Monday, September 12, 2022

Ramsey Lewis – R.I.P.

Jazz pianist, three-time Grammy winner, and NEA Jazz Master Ramsey Lewis, who successfully crossed over from the Jazz charts to the Pop charts, most notably with his smash hit “The In Crowd,” died peacefully at his home in Chicago on the morning of September 12. He was 87.

Lewis debuted his famed trio with bassist Eldee Young (1936-2007) and drummer Redd Holt (b. 1932) on the 1956 album Ramsey Lewis and His Gentlemen of Jazz, on the Chess label. Three years later, Lewis was invited to perform with the trio at Birdland in New York. Their three-week gig led to performances at the Newport Jazz Festival and the Village Vanguard, and recordings with Max Roach, Clark Terry, and Sonny Stitt.

Lewis broke through in a big way in 1965 with the trend-setting early crossover smash, “The In Crowd.” The elegantly funky, Grammy-winning song (written by Dobie Gray) was followed by two more chart-toppers, “Hang on Sloopy” and “Wade in the Water.” After Young and Holt left to form their own group, Lewis continued in the trio format with bassist Cleveland Eaton (1939-2020) and future Earth, Wind & Fire eminence Maurice White (1941-2016) on drums. He subsequently experimented on electronic keyboards in more expansive settings. A further hit, Sun Goddess (1974) – with much of Earth, Wind & Fire – later ensued.

My first exposure to Ramsey Lewis came at age 18 with the pianist’s wonderful 1980 Columbia album Routes. The record is a sheer joy. Four decades on, I still feel the same way. The album splits production duties among New Orleans legend Allen Toussaint (who I only knew at the time as the man behind “Lady Marmalade”) and Earth, Wind and Fire co-founder Larry Dunn – a significance I didn’t know anything about at the time. The result makes me happy every time I hear it.

My next notable experience with Mr. Lewis was the title track to his 1983 album Les Fleurs. I had no idea then that this ethereal Charles Stepney (1931-76) composition (originally, and correctly, “Les Fleur”) originated on a 1968 album the composer arranged for Lewis. But it was this one song that I so appreciated hearing Ramsey Lewis perform live at Hartwood Acres, here in Pittsburgh shortly thereafter.

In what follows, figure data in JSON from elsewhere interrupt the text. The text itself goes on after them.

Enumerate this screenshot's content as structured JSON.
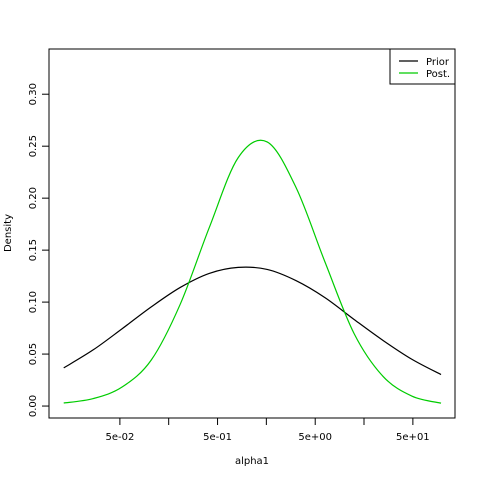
{
  "chart_data": {
    "type": "line",
    "title": "",
    "xlabel": "alpha1",
    "ylabel": "Density",
    "x_scale": "log10",
    "xlim": [
      0.0094,
      135
    ],
    "ylim": [
      -0.0115,
      0.3435
    ],
    "x_ticks": [
      {
        "value": 0.05,
        "label": "5e-02"
      },
      {
        "value": 0.158,
        "label": ""
      },
      {
        "value": 0.5,
        "label": "5e-01"
      },
      {
        "value": 1.58,
        "label": ""
      },
      {
        "value": 5,
        "label": "5e+00"
      },
      {
        "value": 15.8,
        "label": ""
      },
      {
        "value": 50,
        "label": "5e+01"
      }
    ],
    "y_ticks": [
      {
        "value": 0.0,
        "label": "0.00"
      },
      {
        "value": 0.05,
        "label": "0.05"
      },
      {
        "value": 0.1,
        "label": "0.10"
      },
      {
        "value": 0.15,
        "label": "0.15"
      },
      {
        "value": 0.2,
        "label": "0.20"
      },
      {
        "value": 0.25,
        "label": "0.25"
      },
      {
        "value": 0.3,
        "label": "0.30"
      }
    ],
    "legend": {
      "placement": "top-right"
    },
    "series": [
      {
        "name": "Prior",
        "color": "#000000",
        "x": [
          0.0133,
          0.0267,
          0.0529,
          0.1048,
          0.2075,
          0.4109,
          0.8136,
          1.611,
          3.19,
          6.317,
          12.51,
          24.77,
          49.04,
          97.1
        ],
        "y": [
          0.0367,
          0.0541,
          0.0745,
          0.0954,
          0.1141,
          0.1276,
          0.1334,
          0.1314,
          0.1206,
          0.1042,
          0.0833,
          0.0631,
          0.0449,
          0.0303
        ]
      },
      {
        "name": "Post.",
        "color": "#00cc00",
        "x": [
          0.0133,
          0.0267,
          0.0529,
          0.1048,
          0.2075,
          0.4109,
          0.8136,
          1.611,
          3.19,
          6.317,
          12.51,
          24.77,
          49.04,
          97.1
        ],
        "y": [
          0.0029,
          0.0072,
          0.0184,
          0.0443,
          0.098,
          0.1716,
          0.239,
          0.2541,
          0.21,
          0.1382,
          0.0697,
          0.0285,
          0.0095,
          0.0028
        ]
      }
    ]
  }
}
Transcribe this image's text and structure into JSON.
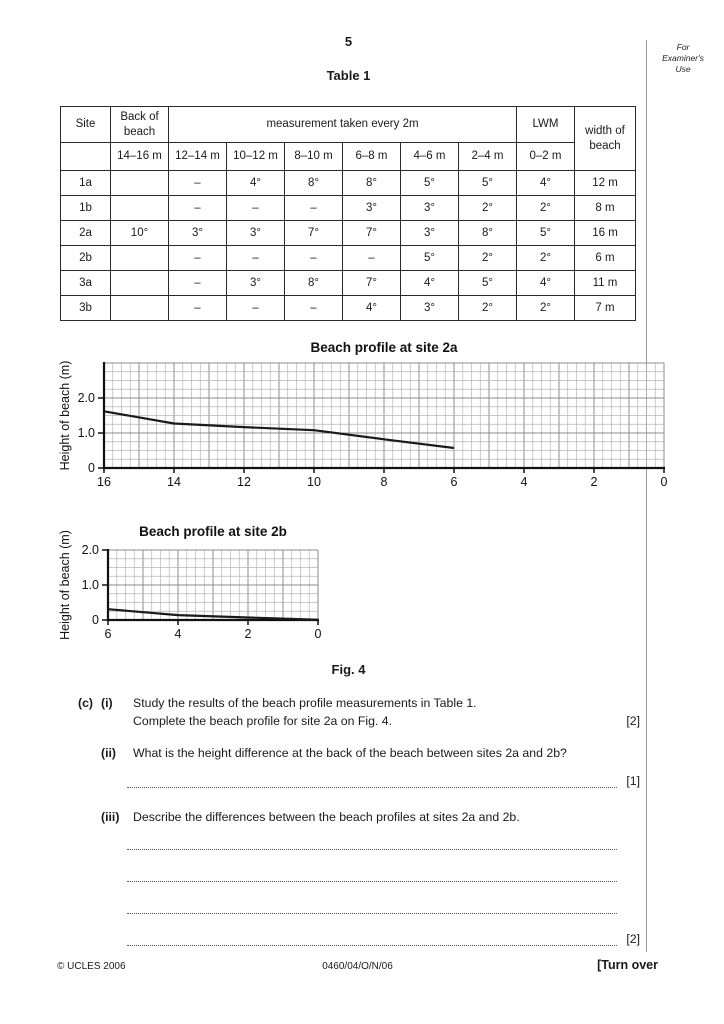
{
  "page": {
    "number": "5",
    "examiner": {
      "l1": "For",
      "l2": "Examiner's",
      "l3": "Use"
    },
    "footer": {
      "copyright": "© UCLES 2006",
      "code": "0460/04/O/N/06",
      "turn": "[Turn over"
    }
  },
  "table": {
    "title": "Table 1",
    "header": {
      "site": "Site",
      "back": "Back of beach",
      "measurement": "measurement taken every 2m",
      "lwm": "LWM",
      "width": "width of beach",
      "ranges": [
        "14–16 m",
        "12–14 m",
        "10–12 m",
        "8–10 m",
        "6–8 m",
        "4–6 m",
        "2–4 m",
        "0–2 m"
      ]
    },
    "rows": [
      {
        "site": "1a",
        "cells": [
          "",
          "–",
          "4°",
          "8°",
          "8°",
          "5°",
          "5°",
          "4°"
        ],
        "width": "12 m"
      },
      {
        "site": "1b",
        "cells": [
          "",
          "–",
          "–",
          "–",
          "3°",
          "3°",
          "2°",
          "2°"
        ],
        "width": "8 m"
      },
      {
        "site": "2a",
        "cells": [
          "10°",
          "3°",
          "3°",
          "7°",
          "7°",
          "3°",
          "8°",
          "5°"
        ],
        "width": "16 m"
      },
      {
        "site": "2b",
        "cells": [
          "",
          "–",
          "–",
          "–",
          "–",
          "5°",
          "2°",
          "2°"
        ],
        "width": "6 m"
      },
      {
        "site": "3a",
        "cells": [
          "",
          "–",
          "3°",
          "8°",
          "7°",
          "4°",
          "5°",
          "4°"
        ],
        "width": "11 m"
      },
      {
        "site": "3b",
        "cells": [
          "",
          "–",
          "–",
          "–",
          "4°",
          "3°",
          "2°",
          "2°"
        ],
        "width": "7 m"
      }
    ]
  },
  "figure": {
    "caption": "Fig. 4"
  },
  "questions": {
    "c_label": "(c)",
    "i_label": "(i)",
    "i_line1": "Study the results of the beach profile measurements in Table 1.",
    "i_line2": "Complete the beach profile for site 2a on Fig. 4.",
    "i_marks": "[2]",
    "ii_label": "(ii)",
    "ii_text": "What is the height difference at the back of the beach between sites 2a and 2b?",
    "ii_marks": "[1]",
    "iii_label": "(iii)",
    "iii_text": "Describe the differences between the beach profiles at sites 2a and 2b.",
    "iii_marks": "[2]"
  },
  "colors": {
    "grid_minor": "#b5b5b5",
    "grid_major": "#8c8c8c",
    "axis": "#111111",
    "profile_line": "#1a1a1a",
    "examiner_rule": "#9a9a9a"
  },
  "chart_data": [
    {
      "type": "line",
      "title": "Beach profile at site 2a",
      "xlabel": "",
      "ylabel": "Height of beach (m)",
      "x": [
        16,
        14,
        12,
        10,
        8,
        6
      ],
      "y": [
        1.62,
        1.27,
        1.17,
        1.08,
        0.82,
        0.57
      ],
      "xticks": [
        16,
        14,
        12,
        10,
        8,
        6,
        4,
        2,
        0
      ],
      "ytick_labels": [
        "0",
        "1.0",
        "2.0"
      ],
      "xlim": [
        16,
        0
      ],
      "ylim": [
        0,
        3
      ],
      "grid": true,
      "grid_step_m": 0.25,
      "note": "profile printed from 16 m to 6 m only; section 6 m to 0 m left blank for candidate to complete"
    },
    {
      "type": "line",
      "title": "Beach profile at site 2b",
      "xlabel": "",
      "ylabel": "Height of beach (m)",
      "x": [
        6,
        4,
        2,
        0
      ],
      "y": [
        0.31,
        0.14,
        0.07,
        0.01
      ],
      "xticks": [
        6,
        4,
        2,
        0
      ],
      "ytick_labels": [
        "0",
        "1.0",
        "2.0"
      ],
      "xlim": [
        6,
        0
      ],
      "ylim": [
        0,
        2
      ],
      "grid": true,
      "grid_step_m": 0.25
    }
  ]
}
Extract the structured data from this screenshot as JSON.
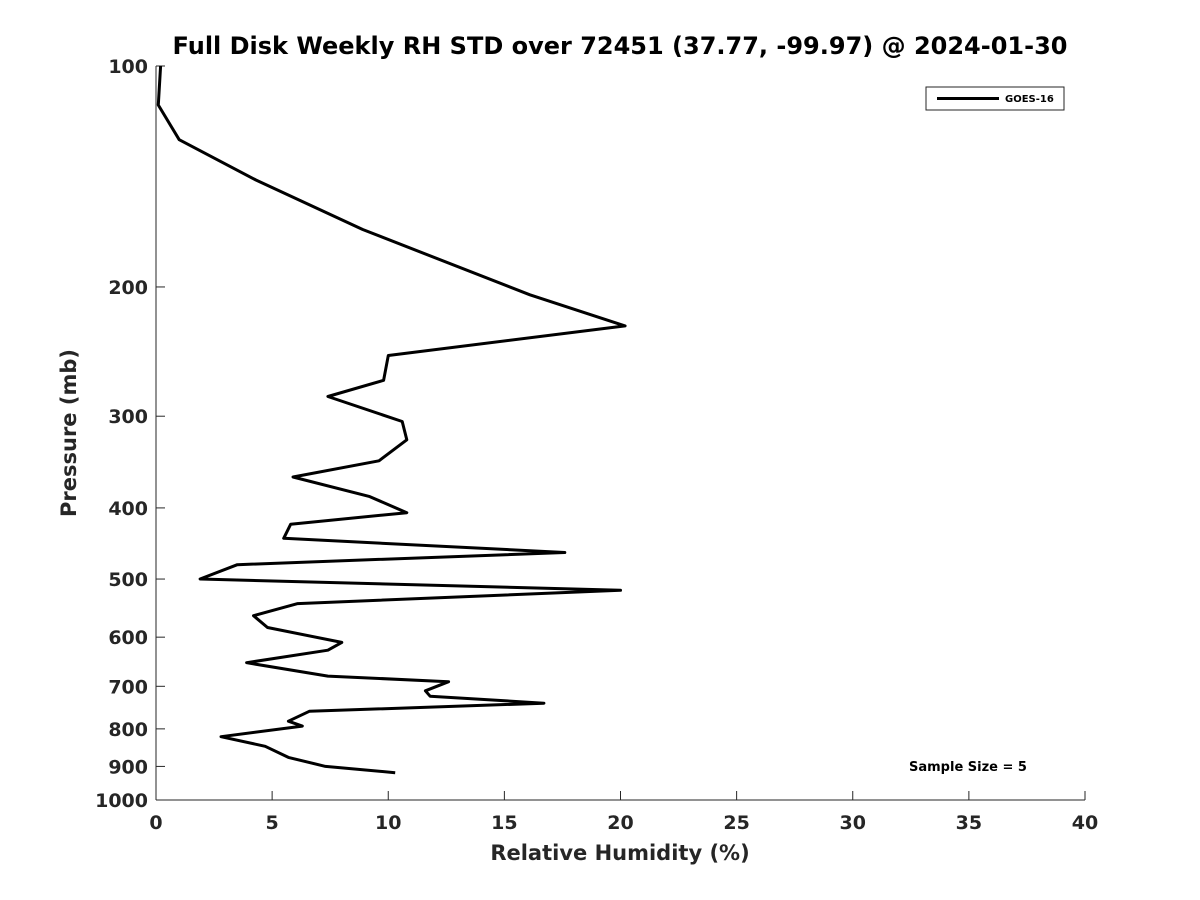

Later, I picked up on the first non-trio Ramsey Lewis album, the positively brilliant Wade in the Water. This one album has lifted me out of more than one funk. There are so many amazing performances here – “Ain’t That Peculiar,” “Message to Michael” and the title track all spring immediately to mind – the world seemed to be Lewis’s for the taking.

Wade in the Water is the album that also introduced me to the brilliance of arranger Richard Evans (1932-2014), who would shortly launch his own exceptional and exceptionally under-rated Soulful Strings.

Eventually I would discover the terrific Goin’ Latin (1967), Up Pops Ramsey Lewis (1967), Maiden Voyage (1968), the absolutely seminal Sun Goddess (1972) – and so many others.

Ramsey Lewis took paths I didn’t always follow, like his recordings on GRP and Narada or his all-star smooth-jazz super-group Urban Knights – as well as reunions with his original trio, gospel recordings – even one or two returns to amplification. But this is a musician who stayed true to the joy, the soul and the love of music throughout an amazing seven decades of performing, recording and podcasting.

Critics have said that all the jazz labels had their “soul jazz” piano trios – as though to disparage the commercial viability of such things (and even if that sort of thing ever existed): Blue Note had The Three Sounds, they said, Prestige had Bobby Timmons (and Red Garland) and Atlantic had Junior Mance. But Ramsey Lewis set the mold and stood the test of time…well beyond many of his peers, imitators and forced-to-be sellouts.

The music Ramsey Lewis left behind continues to engage, entertain and inspire. We haven’t even talked here about his marvelous Beatles covers, which also apparently accounts for a forthcoming new recording of its own.

With great sadness, I send all the love that Ramsey Lewis put out in to the world back to his family, friends and musical associates.